AOL Drops Netscape's Social News Features

September 07, 2007 | by Geoff Duncan

AOL Drops Netscape's Social News Features

After a little more than a year, AOL is dropping social news-ranking features from Netscape.com in favor of a more-traditional news portal.

In June of 2006, AOL announced it would be adding social news features to its Netscape portal, aiming to tap into the popularity of sites like Digg, Slashdot, and Google News in which the rankings assigned to news stories by the site's users can determine (in part) what news items are most prominently displayed. The result is supposed to mean the most interesting and relevant items float to the top; the reality is usually that niche stories with a significant "fan" following—or organizations which can successfully "game" the sites—usually reap the benefits in terms of increased Internet traffic.
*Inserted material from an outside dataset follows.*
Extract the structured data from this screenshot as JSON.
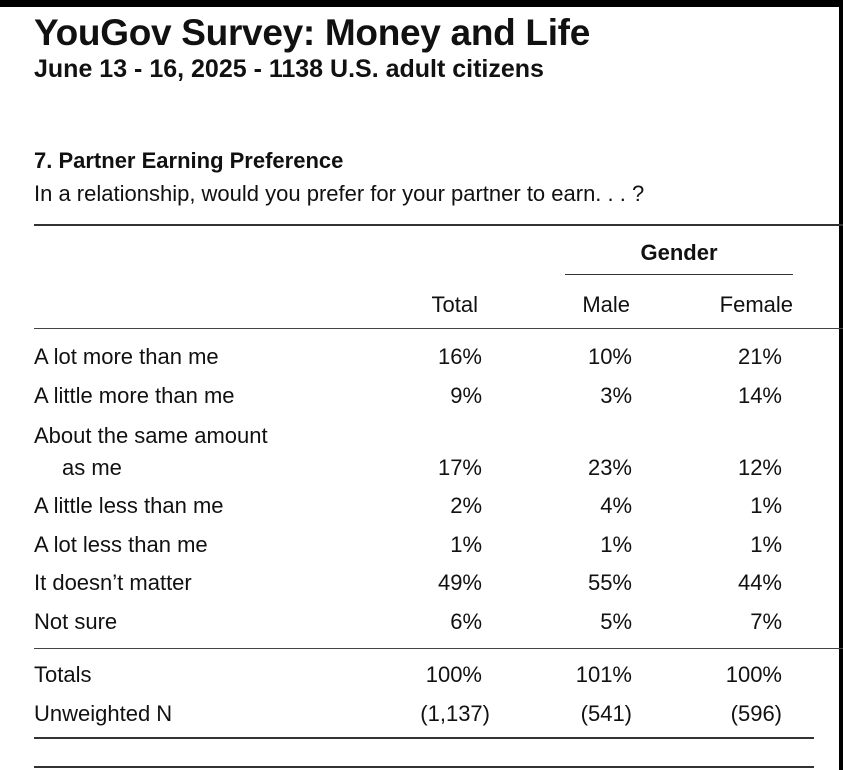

Now, Netscape has announced it will be reverting to a more-traditional news portal format wherein top stories are selected by a team of editors. According to Netscape director Tom Drapeau, "people really do associate the Netscape brand with providing mainstream news that is editorially controlled. In fact, we specifically heard that our users do have a desire for a social news experience, but simply didn't expect to find it on Netscape.com."

Netscape plans to launch a separate social news site "in the very near future." An AOL spokesperson has told the Associated Press that last November's departure of Weblogs founder Jason Calacanis is unrelated to AOL's decision to nix social news aspects from the Netscape portal.